Consider a population of independent light bulbs with an exponential lifetime distribution with mean $\mu$. It is claimed that their expected lifetime is 1000 hours. A definition of a 100(1−$\alpha$)% confidence interval obtained from an observation t0 is the set of all $\mu_0$ which are not rejected in a test of a null hypothesis $\mu$= $\mu_0$ against an alternative hypothesis $\mu$$\neq$$\mu_0$.
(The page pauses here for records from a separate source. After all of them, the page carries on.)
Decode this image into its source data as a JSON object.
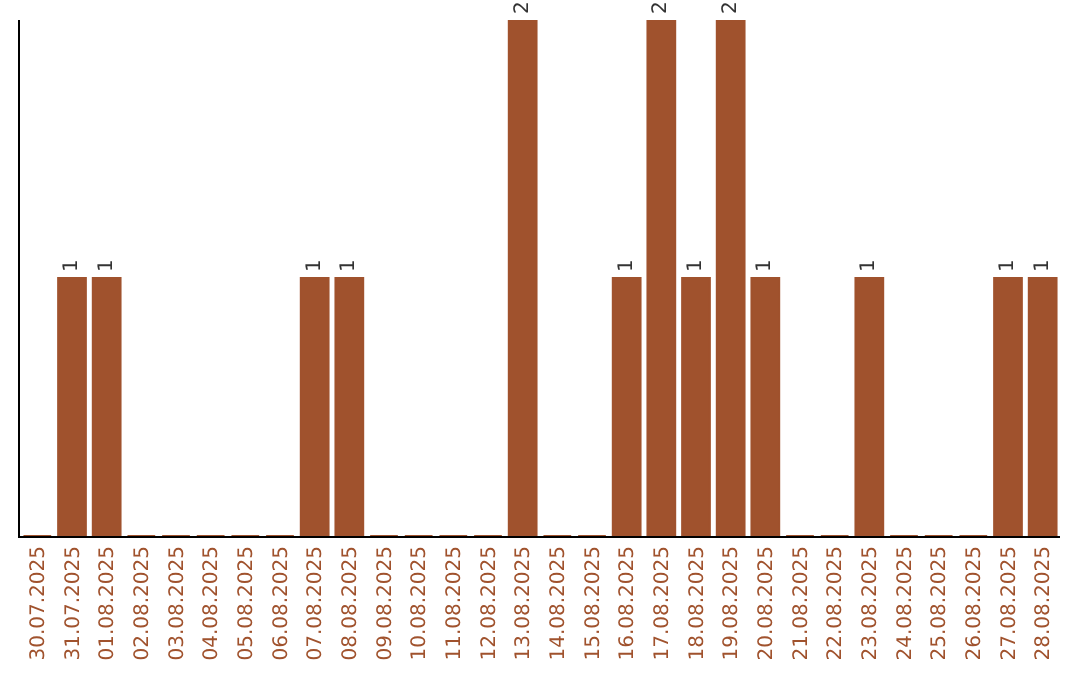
{
  "chart_data": {
    "type": "bar",
    "categories": [
      "30.07.2025",
      "31.07.2025",
      "01.08.2025",
      "02.08.2025",
      "03.08.2025",
      "04.08.2025",
      "05.08.2025",
      "06.08.2025",
      "07.08.2025",
      "08.08.2025",
      "09.08.2025",
      "10.08.2025",
      "11.08.2025",
      "12.08.2025",
      "13.08.2025",
      "14.08.2025",
      "15.08.2025",
      "16.08.2025",
      "17.08.2025",
      "18.08.2025",
      "19.08.2025",
      "20.08.2025",
      "21.08.2025",
      "22.08.2025",
      "23.08.2025",
      "24.08.2025",
      "25.08.2025",
      "26.08.2025",
      "27.08.2025",
      "28.08.2025"
    ],
    "values": [
      0,
      1,
      1,
      0,
      0,
      0,
      0,
      0,
      1,
      1,
      0,
      0,
      0,
      0,
      2,
      0,
      0,
      1,
      2,
      1,
      2,
      1,
      0,
      0,
      1,
      0,
      0,
      0,
      1,
      1
    ],
    "value_labels": [
      null,
      "1",
      "1",
      null,
      null,
      null,
      null,
      null,
      "1",
      "1",
      null,
      null,
      null,
      null,
      "2",
      null,
      null,
      "1",
      "2",
      "1",
      "2",
      "1",
      null,
      null,
      "1",
      null,
      null,
      null,
      "1",
      "1"
    ],
    "color": "#a0522d",
    "tick_labels": "x"
  }
}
One particular light bulb fails after 622 hours. Solve the equations of the two significance probabilities Pr(T ≥ 622 |$\mu_0$) = 0.05 (for a test of $\mu$= $\mu_0$ versus $\mu$> $\mu_0$) and Pr(T ≤ 622 |$\mu_0$) = 0.05 (for a test of $\mu$= $\mu_0$ versus $\mu$< $\mu_0$) for $\mu$. Determine the range of values of $\mu$ such that both of the probabilities Pr(T ≥ 622 | $\mu$) and Pr(T ≤ 622 |$\mu$) are at least 0.05. (This range gives an equi-tailed 90% confidence interval for $\mu$.)
I don't seem to understand what they mean by 'solve the equations'. Do I have to find a specific value for T or compute Pr(T ≥ 622 |$\mu_0$), Pr(T ≤ 622 |$\mu_0$) and compare with 0.05? I believe I will get the second part after I understand this bit.